Primo Maggio festa del (non) Lavoro

Ieri è stato il Primo Maggio, mondialmente riconosciuto come Festa del Lavoro o Labour Day in molti paesi del mondo.

Andiamo per ordine. Cito fonte Wikipedia: ”

Il 1º maggio 1886, in occasione del 19º anniversario dell’entrata in vigore della legge dell’Illinois sulle otto ore lavorative, fu deciso dalla Federation of Organized Trades and Labour Unions come il giorno di scadenza limite per estendere tale legge in tutto il territorio americano, pena l’astensione dal lavoro, con uno sciopero generale a oltranza[2].

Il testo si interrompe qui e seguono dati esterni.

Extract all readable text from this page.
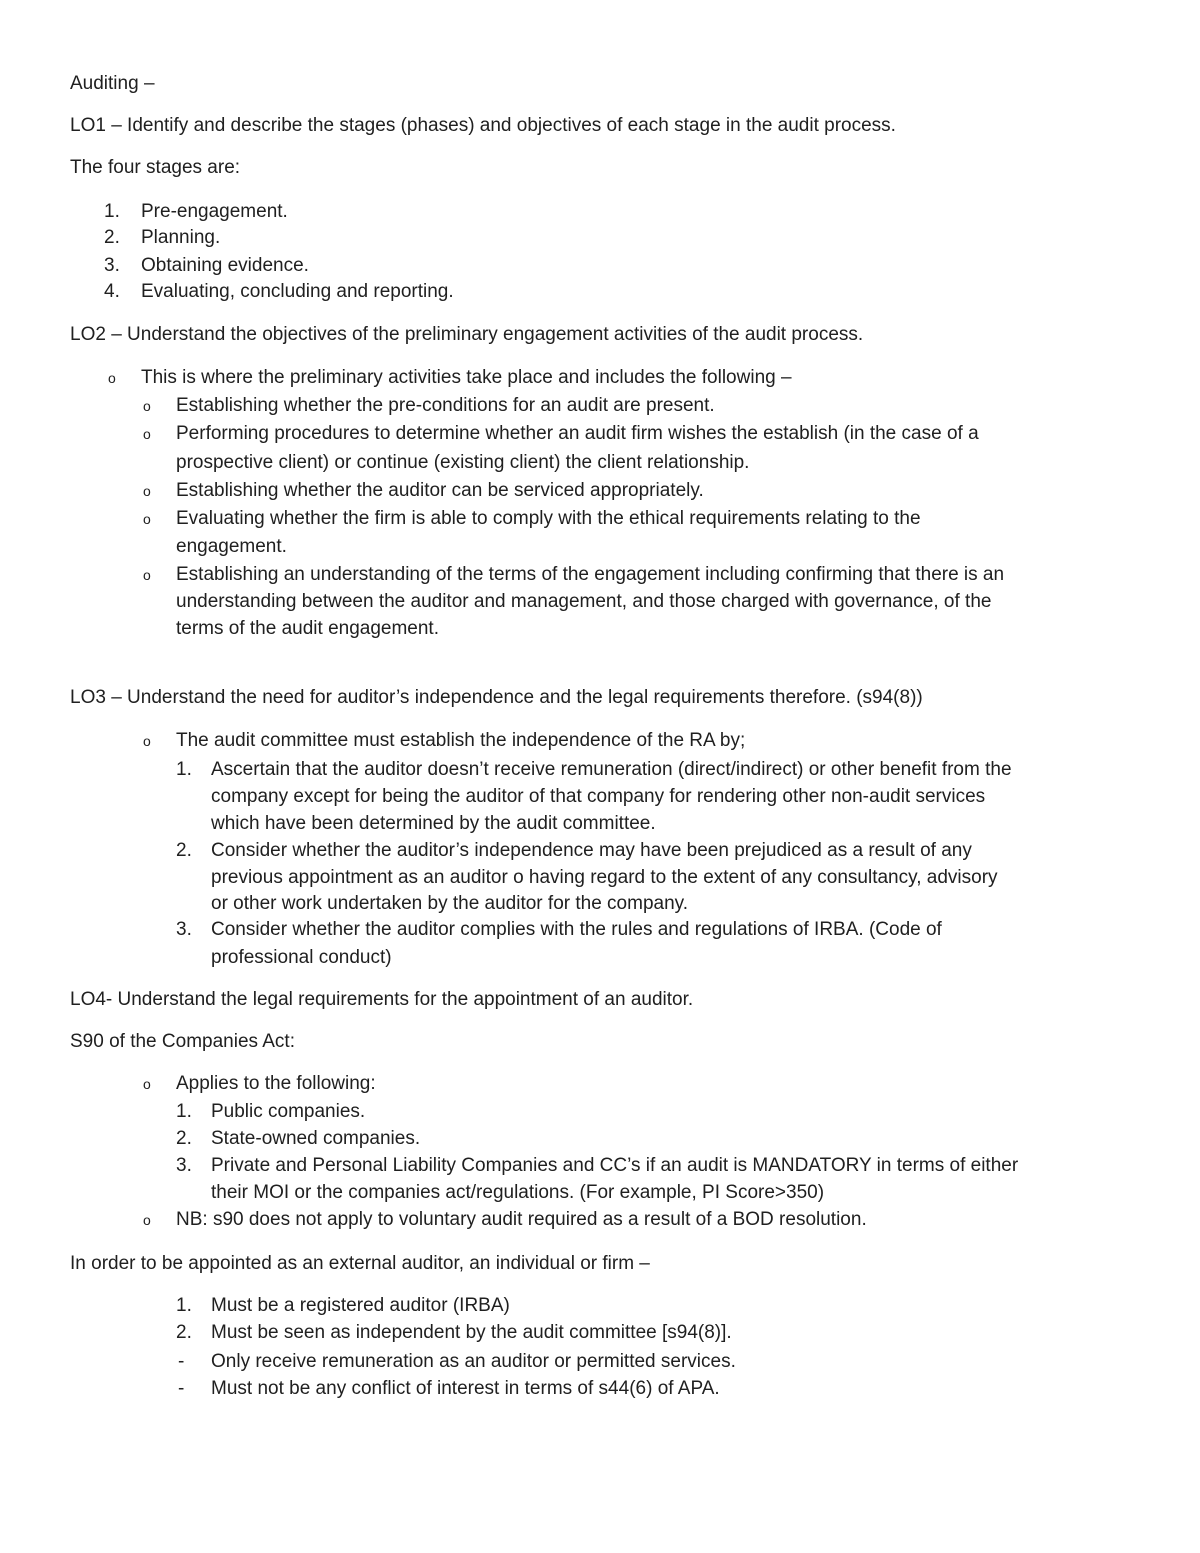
Auditing –

LO1 – Identify and describe the stages (phases) and objectives of each stage in the audit process.

The four stages are:

1. Pre-engagement.
2. Planning.
3. Obtaining evidence.
4. Evaluating, concluding and reporting.

LO2 – Understand the objectives of the preliminary engagement activities of the audit process.

o This is where the preliminary activities take place and includes the following –
o Establishing whether the pre-conditions for an audit are present.
o Performing procedures to determine whether an audit firm wishes the establish (in the case of a
prospective client) or continue (existing client) the client relationship.
o Establishing whether the auditor can be serviced appropriately.
o Evaluating whether the firm is able to comply with the ethical requirements relating to the
engagement.
o Establishing an understanding of the terms of the engagement including confirming that there is an
understanding between the auditor and management, and those charged with governance, of the
terms of the audit engagement.

LO3 – Understand the need for auditor’s independence and the legal requirements therefore. (s94(8))

o The audit committee must establish the independence of the RA by;
1. Ascertain that the auditor doesn’t receive remuneration (direct/indirect) or other benefit from the
company except for being the auditor of that company for rendering other non-audit services
which have been determined by the audit committee.
2. Consider whether the auditor’s independence may have been prejudiced as a result of any
previous appointment as an auditor o having regard to the extent of any consultancy, advisory
or other work undertaken by the auditor for the company.
3. Consider whether the auditor complies with the rules and regulations of IRBA. (Code of
professional conduct)

LO4- Understand the legal requirements for the appointment of an auditor.

S90 of the Companies Act:

o Applies to the following:
1. Public companies.
2. State-owned companies.
3. Private and Personal Liability Companies and CC’s if an audit is MANDATORY in terms of either
their MOI or the companies act/regulations. (For example, PI Score>350)
o NB: s90 does not apply to voluntary audit required as a result of a BOD resolution.

In order to be appointed as an external auditor, an individual or firm –

1. Must be a registered auditor (IRBA)
2. Must be seen as independent by the audit committee [s94(8)].
- Only receive remuneration as an auditor or permitted services.
- Must not be any conflict of interest in terms of s44(6) of APA.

In quel giorno, anche Chicago partecipò allo sciopero generale, in particolare la fabbrica di mietitrici McCormick. La polizia, chiamata a reprimere l’assembramento, sparò sui manifestanti, uccidendone due e ferendone diversi altri. Per protestare contro la brutalità delle forze dell’ordine, gli anarchici locali organizzarono una manifestazione da tenersi nell’Haymarket Square, la piazza che normalmente ospitava il mercato delle macchine agricole. Questi fatti ebbero il loro culmine il 4 maggio, quando da una traversa fu lanciata una bomba che provocò la morte di sei poliziotti e il ferimento di una cinquantina. A quel punto la polizia sparò sui manifestanti. Nessuno ha mai saputo né il numero delle vittime né chi sia stato a lanciare la bomba. Fu il primo attentato alla dinamite nella storia degli Stati Uniti.”

FESTA? Dovrebbe essere semmai commemorazione di coloro che si batterono per i diritti dei lavoratori. Non mi sembra ci sia nulla da festeggiare nel ricordare chi morì espletando il proprio lavoro per la comunità (i poliziotti).

Lasciamo stare la storia, sono il primo a dire che quel che è successo è successo e nulla si può fare per cambiare il passato.

Andiamo ad oggi. Da un’anno siamo in emergenza COVID, il discorso è fin troppo stato discusso quindi non mi dilungherò nel parlarne.

Sarebbe stato rispettoso e  CIVILE per questo anno abolire questa “festività”.

Nell’ultimo anno si son persi 900.000 posti di lavoro, piccole realtà locali hanno dovuto chiudere battenti in quanto a causa delle (non commento) limitazioni covid i piccoli esercizi commerciali,industriali,artigiani i più deboli hanno perso il famoso “lavoro” e si ritrovano sotto soglia di povertà assoluta.

Ci sono giovani talentuosi, laureati, capaci che un lavoro non lo trovano o se lo trovano trovano briciole,sfruttamento,contratti a 2 o 3 mesi e sempre se fortunati.

C’è un paese che malgrado non abbia di come vivere deve però pagare le tasse sempre e comunque e spesso per servizi che lo stato non eroga o eroga col contagocce.

Allo stato che lavori o meno interessa meno di zero però le tasse (giustissimo pagarle) le chiede sempre ed a fondo perduto cioè non erogando spesso i servizi di base.

Il lavoro tranne per quei pochi della vecchia guardia che lavorano nella P.A. spesso in modo incompetente e strafottente non esiste.

I giovani non hanno esperienza e non vengono assunti, i 50 enni son troppo vecchi per un datore di lavoro.

Se non hai esperienza non conti se la hai pensano che pretendi troppo.

Insomma ma chi è che lavora ma sopratutto come lavora? A quali condizioni? A quali rischi?

Non credo ci sia quindi nulla da festeggiare tranne l’ipocrisia di troppi governanti.

Almeno la dignità nel 2021 di non festeggiare il LAVORO che ormai è solo appannaggio di pochi fortunati eletti.